Declaring bankruptcy can be a good chance for you to devise a financial plan to repay your debts.
Losing Your Credit Cards
On the other side, declaring bankruptcy can have a huge impact on your reputation, which will prompt credit card companies to cancel any credit cards you’re holding. While this is something to be expected, even before filing, freezing credit your credit cards might still complicate things. You won’t, of course, have to pay your credit card debts, but you also won’t be able to apply for new credit cards when your bankruptcy case is pending. You can expect, however, offers from credit card companies to apply for unsecured credit cards, but these, unfortunately, have high-interest rates and require that you pay annual fees.
It Will Have an Impact on Your Credit Score
Naturally, filing for bankruptcy will have an immediate impact on your credit score. Your score will fall based on the information on your credit report and where your credit stands. Also, the higher your credit score is, the more points you’re going to lose, but if you already had a mediocre credit score, chances are your credit score will not be impacted as much. In any case, credit scores mostly end up falling around the 500 range. If your score was already somewhere that range, then you won’t have many credit points to spare. These numbers, however, are a rough average of how much your credit score could be impacted; you won’t actually know how much your score will drop until you file, and your credit report comes out. This doesn’t mean that declaring bankruptcy will ruin your credit score for the unforeseeable future. Once you handle your finances, you can start with a clean slate and focus on improving your credit score.

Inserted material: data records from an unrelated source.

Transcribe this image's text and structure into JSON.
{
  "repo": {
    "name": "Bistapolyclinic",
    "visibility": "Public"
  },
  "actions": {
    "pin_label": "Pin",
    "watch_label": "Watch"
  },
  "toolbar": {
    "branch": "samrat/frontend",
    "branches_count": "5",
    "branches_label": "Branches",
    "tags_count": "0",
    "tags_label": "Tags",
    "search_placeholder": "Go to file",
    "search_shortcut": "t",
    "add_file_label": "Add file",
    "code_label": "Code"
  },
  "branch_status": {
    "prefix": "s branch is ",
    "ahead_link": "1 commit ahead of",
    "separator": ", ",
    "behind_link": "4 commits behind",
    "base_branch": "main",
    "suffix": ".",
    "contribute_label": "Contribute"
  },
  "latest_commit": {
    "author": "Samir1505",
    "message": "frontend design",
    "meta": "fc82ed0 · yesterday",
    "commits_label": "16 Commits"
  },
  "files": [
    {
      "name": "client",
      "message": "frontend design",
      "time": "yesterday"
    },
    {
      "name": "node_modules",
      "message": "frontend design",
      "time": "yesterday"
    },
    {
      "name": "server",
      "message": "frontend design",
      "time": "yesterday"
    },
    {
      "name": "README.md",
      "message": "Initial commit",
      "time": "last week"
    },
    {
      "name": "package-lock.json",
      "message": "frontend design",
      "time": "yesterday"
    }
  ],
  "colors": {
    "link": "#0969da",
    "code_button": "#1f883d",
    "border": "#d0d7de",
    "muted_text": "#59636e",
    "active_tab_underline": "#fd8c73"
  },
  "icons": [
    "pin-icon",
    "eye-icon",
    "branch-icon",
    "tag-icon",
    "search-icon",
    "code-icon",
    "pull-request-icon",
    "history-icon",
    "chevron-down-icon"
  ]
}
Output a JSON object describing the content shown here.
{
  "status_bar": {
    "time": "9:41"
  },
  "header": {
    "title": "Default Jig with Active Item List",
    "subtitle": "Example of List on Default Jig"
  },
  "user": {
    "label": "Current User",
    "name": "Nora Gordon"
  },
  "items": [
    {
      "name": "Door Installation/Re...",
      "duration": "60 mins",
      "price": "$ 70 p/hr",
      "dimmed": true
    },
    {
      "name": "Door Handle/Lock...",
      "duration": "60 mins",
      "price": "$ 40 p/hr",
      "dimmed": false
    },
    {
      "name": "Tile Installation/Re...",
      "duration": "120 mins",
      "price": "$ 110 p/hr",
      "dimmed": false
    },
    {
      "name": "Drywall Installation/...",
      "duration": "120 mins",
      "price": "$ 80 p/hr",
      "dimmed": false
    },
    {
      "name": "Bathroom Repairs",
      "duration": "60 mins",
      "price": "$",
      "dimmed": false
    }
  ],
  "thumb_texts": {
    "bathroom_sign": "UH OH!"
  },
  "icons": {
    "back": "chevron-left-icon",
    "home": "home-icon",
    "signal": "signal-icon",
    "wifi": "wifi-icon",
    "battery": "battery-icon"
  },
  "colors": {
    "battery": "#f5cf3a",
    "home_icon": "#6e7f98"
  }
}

It Is Possible to Lose Your Property and Real Estate
Normally, real estate and property are fitted under exemptions, but this is not always the case. The court might sometimes deem it necessary to confiscate some of your luxury possessions or part of your property in order to pay your creditors. If you own an investment property or a property that you don’t use as a residence, then your trustee is likely to take this property and sell it to pay your creditors, so you should know that losing property is a potential scenario.
Not all that was mentioned here has a 100% chance of happening to you. A person’s specific financial circumstances can play a role in the consequences mentioned above, but in order to know if declaring bankruptcy will be in your favor given your current financial situation, seek the advice of a bankruptcy attorney. Expert guidance can be valuable in times like these, so make sure that you consult one.